- DiPaola speaking in 2010.

Sheriff of Middlesex County, Massachusetts
- In office November 27, 1996 – November 26, 2010
- Preceded by: Brad Bailey
- Succeeded by: John Granara (acting)

Member of the Massachusetts House of Representatives from the 36th Middlesex District
- In office January 1993 – November 27, 1996
- Preceded by: John C. McNeil
- Succeeded by: Christopher Fallon

Personal details
- Born: James Vincent DiPaola May 5, 1953 Malden, Massachusetts
- Died: November 26, 2010 (aged 57) Wells, Maine
- Party: Democratic
- Children: 3

= James DiPaola =

American sheriff

James Vincent DiPaola (May 5, 1953 – November 26, 2010) was county sheriff of Middlesex County, Massachusetts, from 1996 until his death in 2010. He had served as a Malden police officer for 18 years and was a Massachusetts state representative from 1993 to 1996. On November 26, 2010, DiPaola died by suicide. At the time of his death, he was facing multiple allegations from the state and press over ethics issues.

==Career==
James Vincent DiPaola was born May 5, 1953, in Malden, Massachusetts, and attended Malden Catholic High School and Malden High School. After graduating he attended North Shore Community College, where he studied criminal justice, and the University of Massachusetts Boston, where he received a B.A. in political science. He was a patrolman, sergeant and undercover narcotics detective in the Malden Police Department for 18 years, and served 25 years in the United States Military Reserves. In November 1992 he was elected as a Democrat to the Massachusetts House of Representatives for the 36th Middlesex District, and he was sworn into office in January 1993. On November 27, 1996, he was sworn in as Middlesex County Sheriff after winning a special election. After serving the remainder of a partial term, he was elected to a full six-year term in November 1998 and re-elected in November 2004 and November 2010.

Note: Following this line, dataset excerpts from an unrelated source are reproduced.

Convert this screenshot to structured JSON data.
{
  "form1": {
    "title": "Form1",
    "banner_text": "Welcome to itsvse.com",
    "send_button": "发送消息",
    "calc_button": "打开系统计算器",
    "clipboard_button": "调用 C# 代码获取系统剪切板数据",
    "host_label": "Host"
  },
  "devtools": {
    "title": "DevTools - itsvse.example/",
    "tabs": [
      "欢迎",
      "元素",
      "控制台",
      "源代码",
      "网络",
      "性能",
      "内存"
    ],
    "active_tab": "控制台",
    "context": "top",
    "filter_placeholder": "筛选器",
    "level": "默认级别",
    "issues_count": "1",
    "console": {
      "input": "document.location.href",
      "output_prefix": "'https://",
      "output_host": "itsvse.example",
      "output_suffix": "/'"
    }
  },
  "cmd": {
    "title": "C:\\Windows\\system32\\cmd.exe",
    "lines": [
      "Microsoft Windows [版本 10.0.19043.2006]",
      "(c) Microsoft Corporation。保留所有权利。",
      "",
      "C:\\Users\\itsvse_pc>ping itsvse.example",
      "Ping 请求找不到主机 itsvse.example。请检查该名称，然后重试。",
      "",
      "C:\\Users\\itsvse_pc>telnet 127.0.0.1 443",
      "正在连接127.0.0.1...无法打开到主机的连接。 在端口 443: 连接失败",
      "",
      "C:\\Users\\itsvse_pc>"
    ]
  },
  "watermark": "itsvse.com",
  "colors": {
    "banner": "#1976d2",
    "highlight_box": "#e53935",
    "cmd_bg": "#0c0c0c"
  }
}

==Ethics charges and death==
On November 19, 2010, DiPaola was questioned by reporters from The Boston Globe for exploiting a state pension loophole which allowed him to file for retirement, then announce a run for re-election. This would allow him to serve his third full term while collecting both a salary and pension. He maintained that it was a legal maneuver, and he had no reason to decline the opportunity: "There is nothing evil about it. I don't see it as grabbing something. I'm supposed to say no to it?" The next day, however, he phoned the Globe after a "sleepless night" and confessed his own feelings of guilt, saying, "I'd always be remembered for this, for double-dipping, that that would be my legacy." He abandoned the plan and decided not to serve the following term. The following week, DiPaola revealed that the State Ethics Commission was investigating his office over allegations that his employees were illegally raising money for his re-election. On November 27, 2010, DiPaola was found dead in a hotel in Wells, Maine, from a self-inflicted gunshot wound to the head. He had died between 5:30 pm and 7 pm the evening before.

==Personal life==
DiPaola had a wife, Adeline, and three daughters.